5. Since Node 6 has multiple adjacent nodes, a new node will randomly be selected and added to the stack for further exploration.

This process continues until all nodes have been explored. The order in which nodes are traversed can vary, resulting in multiple possible outcomes much like BFS. For example, 3,10,1,2,8,9,6,4,5,7 and 3,6,4,7,5,1,2,9,8,10 both have an equal likelihood of being the traversal order of the graph.

Practical Applications of BFS and DFS

Fundamentally, the BFS algorithm can be perceived as a slow expansion in all directions, while DFS represents a swift exploration along a single path. Due to the differences between these algorithms, both positive and negative factors are associated with using each, depending on the task at hand. Additionally, whether a graph is infinite or not, can significantly impact the choice of algorithm used. In infinite graph scenarios, BFS generally proves more beneficial, as DFS could potentially get trapped in an infinite loop while searching for a specific node. Furthermore, BFS outperforms DFS when the desired node is closer to the starting node or when the objective is to find the shortest path to a particular node. This is due to DFS’s arbitrarily chosen path, which may result in suboptimal time delays. Conversely, DFS is more efficient at finding nodes located farther away from the starting node in a finite graph, using less memory compared to BFS.

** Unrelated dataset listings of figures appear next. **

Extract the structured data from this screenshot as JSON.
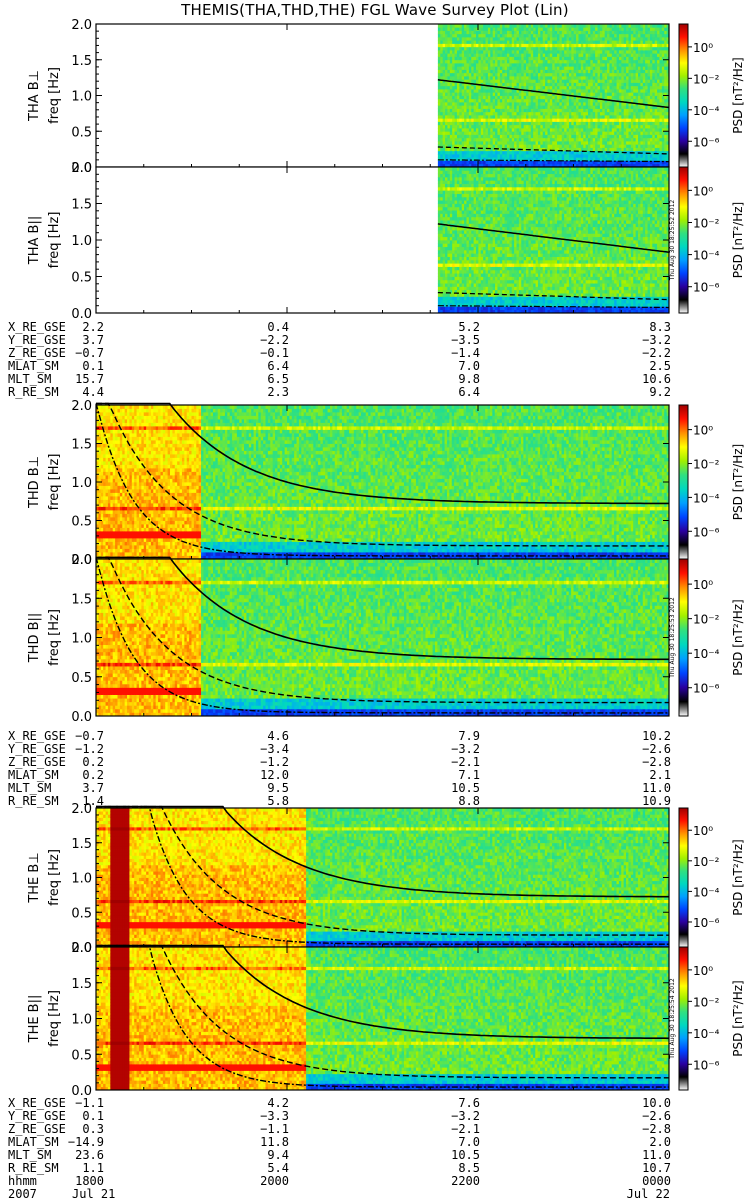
{
  "title": "THEMIS(THA,THD,THE) FGL Wave Survey Plot (Lin)",
  "colorbar": {
    "label": "PSD [nT²/Hz]",
    "ticks": [
      "10⁰",
      "10⁻²",
      "10⁻⁴",
      "10⁻⁶"
    ],
    "stops": [
      "#ffffff",
      "#000000",
      "#2a00a0",
      "#0044ff",
      "#00a0ff",
      "#00d8c0",
      "#30e080",
      "#a0f000",
      "#ffff00",
      "#ff9000",
      "#ff1000",
      "#a00000"
    ]
  },
  "chart_data": [
    {
      "type": "heatmap",
      "panel": "THA B⊥",
      "ylabel": "freq [Hz]",
      "probe": "THA",
      "component": "B⊥",
      "yticks": [
        "2.0",
        "1.5",
        "1.0",
        "0.5",
        "0.0"
      ],
      "ylim": [
        0,
        2.0
      ],
      "data_start_hour": 21.58,
      "dashed_only": true
    },
    {
      "type": "heatmap",
      "panel": "THA B||",
      "ylabel": "freq [Hz]",
      "probe": "THA",
      "component": "B||",
      "yticks": [
        "2.0",
        "1.5",
        "1.0",
        "0.5",
        "0.0"
      ],
      "ylim": [
        0,
        2.0
      ],
      "data_start_hour": 21.58,
      "dashed_only": true
    },
    {
      "type": "heatmap",
      "panel": "THD B⊥",
      "ylabel": "freq [Hz]",
      "probe": "THD",
      "component": "B⊥",
      "yticks": [
        "2.0",
        "1.5",
        "1.0",
        "0.5",
        "0.0"
      ],
      "ylim": [
        0,
        2.0
      ],
      "data_start_hour": 18.0,
      "dashed_only": false
    },
    {
      "type": "heatmap",
      "panel": "THD B||",
      "ylabel": "freq [Hz]",
      "probe": "THD",
      "component": "B||",
      "yticks": [
        "2.0",
        "1.5",
        "1.0",
        "0.5",
        "0.0"
      ],
      "ylim": [
        0,
        2.0
      ],
      "data_start_hour": 18.0,
      "dashed_only": false
    },
    {
      "type": "heatmap",
      "panel": "THE B⊥",
      "ylabel": "freq [Hz]",
      "probe": "THE",
      "component": "B⊥",
      "yticks": [
        "2.0",
        "1.5",
        "1.0",
        "0.5",
        "0.0"
      ],
      "ylim": [
        0,
        2.0
      ],
      "data_start_hour": 18.0,
      "dashed_only": false
    },
    {
      "type": "heatmap",
      "panel": "THE B||",
      "ylabel": "freq [Hz]",
      "probe": "THE",
      "component": "B||",
      "yticks": [
        "2.0",
        "1.5",
        "1.0",
        "0.5",
        "0.0"
      ],
      "ylim": [
        0,
        2.0
      ],
      "data_start_hour": 18.0,
      "dashed_only": false
    }
  ],
  "stamps": [
    "Thu Aug 30 18:25:52 2012",
    "Thu Aug 30 18:25:53 2012",
    "Thu Aug 30 18:25:54 2012"
  ],
  "orbit_tables": [
    {
      "rows": [
        {
          "label": "X_RE_GSE",
          "values": [
            "2.2",
            "0.4",
            "5.2",
            "8.3"
          ]
        },
        {
          "label": "Y_RE_GSE",
          "values": [
            "3.7",
            "−2.2",
            "−3.5",
            "−3.2"
          ]
        },
        {
          "label": "Z_RE_GSE",
          "values": [
            "−0.7",
            "−0.1",
            "−1.4",
            "−2.2"
          ]
        },
        {
          "label": "MLAT_SM",
          "values": [
            "0.1",
            "6.4",
            "7.0",
            "2.5"
          ]
        },
        {
          "label": "MLT_SM",
          "values": [
            "15.7",
            "6.5",
            "9.8",
            "10.6"
          ]
        },
        {
          "label": "R_RE_SM",
          "values": [
            "4.4",
            "2.3",
            "6.4",
            "9.2"
          ]
        }
      ]
    },
    {
      "rows": [
        {
          "label": "X_RE_GSE",
          "values": [
            "−0.7",
            "4.6",
            "7.9",
            "10.2"
          ]
        },
        {
          "label": "Y_RE_GSE",
          "values": [
            "−1.2",
            "−3.4",
            "−3.2",
            "−2.6"
          ]
        },
        {
          "label": "Z_RE_GSE",
          "values": [
            "0.2",
            "−1.2",
            "−2.1",
            "−2.8"
          ]
        },
        {
          "label": "MLAT_SM",
          "values": [
            "0.2",
            "12.0",
            "7.1",
            "2.1"
          ]
        },
        {
          "label": "MLT_SM",
          "values": [
            "3.7",
            "9.5",
            "10.5",
            "11.0"
          ]
        },
        {
          "label": "R_RE_SM",
          "values": [
            "1.4",
            "5.8",
            "8.8",
            "10.9"
          ]
        }
      ]
    },
    {
      "rows": [
        {
          "label": "X_RE_GSE",
          "values": [
            "−1.1",
            "4.2",
            "7.6",
            "10.0"
          ]
        },
        {
          "label": "Y_RE_GSE",
          "values": [
            "0.1",
            "−3.3",
            "−3.2",
            "−2.6"
          ]
        },
        {
          "label": "Z_RE_GSE",
          "values": [
            "0.3",
            "−1.1",
            "−2.1",
            "−2.8"
          ]
        },
        {
          "label": "MLAT_SM",
          "values": [
            "−14.9",
            "11.8",
            "7.0",
            "2.0"
          ]
        },
        {
          "label": "MLT_SM",
          "values": [
            "23.6",
            "9.4",
            "10.5",
            "11.0"
          ]
        },
        {
          "label": "R_RE_SM",
          "values": [
            "1.1",
            "5.4",
            "8.5",
            "10.7"
          ]
        },
        {
          "label": "hhmm",
          "values": [
            "1800",
            "2000",
            "2200",
            "0000"
          ]
        }
      ]
    }
  ],
  "date_row": {
    "label": "2007",
    "start": "Jul 21",
    "end": "Jul 22"
  }
}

Binary trees provide an efficient hierarchical data storage solution, and traversing them using Breadth-First Search (BFS) and Depth-First Search (DFS) algorithms is crucial for exploring and locating specific nodes. BFS offers a systematic exploration of adjacent nodes, making it beneficial for finite graphs, while DFS enables faster path-focused exploration, excelling in finding distant nodes. The choice between BFS and DFS depends on the problem's nature, target node proximity, and graph type. By understanding the strengths and trade-offs of these algorithms, programmers can optimize their approaches and effectively navigate binary trees.